As submitted by the Supreme Court, presumptions
governed by this rule were given the effect
of placing upon the opposing party the burden
of establishing the non-existence of the
presumed fact, once the party invoking the
presumption established the basic facts giving
rise to it.
Instead of imposing a burden of persuasion
on the party against whom the presumption
is directed, the House adopted a provision
which shifted the burden of going forward
with the evidence. They further provided
that "even though met with contradicting
evidence, a presumption is sufficient evidence
of the fact presumed, to be considered by
the trier of fact." The effect of the
amendment is that presumptions are to be
treated as evidence.
The committee feels the House amendment is
ill-advised. As the joint committees (the
Standing Committee on Practice and Procedure
of the Judicial Conference and the Advisory
Committee on the Rules of Evidence) stated:
"Presumptions are not evidence, but
ways of dealing with evidence." This
treatment requires juries to perform the
task of considering "as evidence"
facts upon which they have no direct evidence
and which may confuse them in performance
of their duties. California had a rule much
like that contained in the House amendment.
It was sharply criticized by Justice Traynor
in Speck v. Sarver [20 Cal. 2d 585, 128 P.
2d 16, 21 (1942)] and was repealed after
93 troublesome years [Cal. Ev. Code 1965
§ 600].
Professor McCormick gives a concise and compelling
critique of the presumption as evidence rule:
Another solution, formerly more popular than
now, is to instruct the jury that the presumption
is "evidence", to be weighed and
considered with the testimony in the case.
This avoids the danger that the jury may
infer that the presumption is conclusive,
but it probably means little to the jury
and certainly runs counter to accepted theories
of the nature of evidence.
[McCormick, Evidence, 669 (1954); id. 825
(2d ed. 1972)].
For these reasons the committee has deleted
that provision of the House-passed rule that
treats presumptions as evidence. The effect
of the rule as adopted by the committee is
to make clear that while evidence of facts
giving rise to a presumption shifts the burden
of coming forward with evidence to rebut
or meet the presumption, it does not shift
the burden of persuasion on the existence
of the presumed facts. The burden or persuasion
remains on the party to whom it is allocated
under the rules governing the allocation
in the first instance.
The court may instruct the jury that they
may infer the existence of the presumed fact
from proof of the basic facts giving rise
to the presumption. However, it would be
inappropriate under this rule to instruct
the jury that the inference they are to draw
is conclusive.
Notes of Conference Committee, House Report
No. 93-1597
The House bill provides that a presumption
in civil actions and proceedings shifts to
the party against whom it is directed the
burden of going forward with evidence to
meet or rebut it. Even though evidence contradicting
the presumption is offered, a presumption
is considered sufficient evidence of the
presumed fact to be considered by the jury.
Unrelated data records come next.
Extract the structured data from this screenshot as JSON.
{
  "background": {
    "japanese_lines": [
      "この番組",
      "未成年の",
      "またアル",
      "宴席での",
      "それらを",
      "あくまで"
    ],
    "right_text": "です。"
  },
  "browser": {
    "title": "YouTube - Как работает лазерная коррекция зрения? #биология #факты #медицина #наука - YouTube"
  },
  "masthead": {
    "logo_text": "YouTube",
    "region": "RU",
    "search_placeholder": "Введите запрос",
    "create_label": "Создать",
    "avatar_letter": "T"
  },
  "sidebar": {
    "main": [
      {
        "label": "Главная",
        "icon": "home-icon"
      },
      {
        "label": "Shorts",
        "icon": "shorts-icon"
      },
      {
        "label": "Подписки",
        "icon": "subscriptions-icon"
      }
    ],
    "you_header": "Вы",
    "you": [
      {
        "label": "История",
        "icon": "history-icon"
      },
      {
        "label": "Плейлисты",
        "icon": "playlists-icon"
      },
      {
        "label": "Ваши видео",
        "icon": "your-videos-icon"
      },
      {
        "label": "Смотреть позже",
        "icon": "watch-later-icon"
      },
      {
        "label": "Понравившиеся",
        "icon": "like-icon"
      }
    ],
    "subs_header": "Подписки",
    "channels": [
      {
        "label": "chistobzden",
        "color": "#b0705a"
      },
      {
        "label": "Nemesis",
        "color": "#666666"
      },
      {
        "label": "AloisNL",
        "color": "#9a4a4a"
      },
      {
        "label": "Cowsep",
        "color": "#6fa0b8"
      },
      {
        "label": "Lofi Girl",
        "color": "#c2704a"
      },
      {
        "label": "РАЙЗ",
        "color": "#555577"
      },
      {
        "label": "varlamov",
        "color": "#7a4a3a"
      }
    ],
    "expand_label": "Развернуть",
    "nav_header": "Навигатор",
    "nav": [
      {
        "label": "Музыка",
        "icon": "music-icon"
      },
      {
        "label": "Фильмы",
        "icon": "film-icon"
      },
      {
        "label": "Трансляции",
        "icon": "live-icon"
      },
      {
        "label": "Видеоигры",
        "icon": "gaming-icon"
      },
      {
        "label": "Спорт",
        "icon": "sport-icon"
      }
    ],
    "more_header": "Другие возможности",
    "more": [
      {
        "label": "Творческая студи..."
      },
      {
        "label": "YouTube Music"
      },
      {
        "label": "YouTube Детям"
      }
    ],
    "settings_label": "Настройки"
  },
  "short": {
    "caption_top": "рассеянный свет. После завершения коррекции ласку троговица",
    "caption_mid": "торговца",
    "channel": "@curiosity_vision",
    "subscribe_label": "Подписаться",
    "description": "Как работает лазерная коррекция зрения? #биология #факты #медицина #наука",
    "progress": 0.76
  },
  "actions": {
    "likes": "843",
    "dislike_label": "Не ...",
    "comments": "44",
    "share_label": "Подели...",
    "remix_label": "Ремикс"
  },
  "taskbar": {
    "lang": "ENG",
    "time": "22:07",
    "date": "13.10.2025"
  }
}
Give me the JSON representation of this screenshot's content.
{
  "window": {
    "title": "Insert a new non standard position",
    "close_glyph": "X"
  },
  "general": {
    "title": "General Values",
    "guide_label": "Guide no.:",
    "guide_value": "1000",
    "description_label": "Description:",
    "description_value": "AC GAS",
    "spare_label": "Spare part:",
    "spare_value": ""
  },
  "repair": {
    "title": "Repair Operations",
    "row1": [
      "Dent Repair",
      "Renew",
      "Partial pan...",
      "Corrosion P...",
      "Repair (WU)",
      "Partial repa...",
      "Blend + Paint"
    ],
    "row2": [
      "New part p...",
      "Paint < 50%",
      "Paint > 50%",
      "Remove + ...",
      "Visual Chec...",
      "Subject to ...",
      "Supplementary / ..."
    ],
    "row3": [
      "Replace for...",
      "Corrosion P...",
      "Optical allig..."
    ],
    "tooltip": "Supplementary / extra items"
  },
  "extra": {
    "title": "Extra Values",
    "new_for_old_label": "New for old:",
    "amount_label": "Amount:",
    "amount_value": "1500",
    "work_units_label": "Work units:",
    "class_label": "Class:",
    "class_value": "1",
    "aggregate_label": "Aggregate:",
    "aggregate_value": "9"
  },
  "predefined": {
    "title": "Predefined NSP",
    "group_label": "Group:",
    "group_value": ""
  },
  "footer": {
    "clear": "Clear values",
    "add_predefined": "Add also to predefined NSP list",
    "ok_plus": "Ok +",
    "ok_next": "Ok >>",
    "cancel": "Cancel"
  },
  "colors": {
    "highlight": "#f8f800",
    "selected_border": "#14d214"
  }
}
The Senate amendment provides that a presumption
shifts to the party against whom it is directed
the burden of going forward with evidence
to meet or rebut the presumption, but it
does not shift to that party the burden of
persuasion on the existence of the presumed
fact.
Under the Senate amendment, a presumption
is sufficient to get a party past an adverse
party's motion to dismiss made at the end
of his case-in-chief. If the adverse party
offers no evidence contradicting the presumed
fact, the court will instruct the jury that
if it finds the basic facts, it may presume
the existence of the presumed fact. If the
adverse party does offer evidence contradicting
the presumed fact, the court cannot instruct
the jury that it may presume the existence
of the presumed fact from proof of the basic
facts. The court may, however, instruct the
jury that it may infer the existence of the
presumed fact from proof of the basic facts.
The Conference adopts the Senate amendment.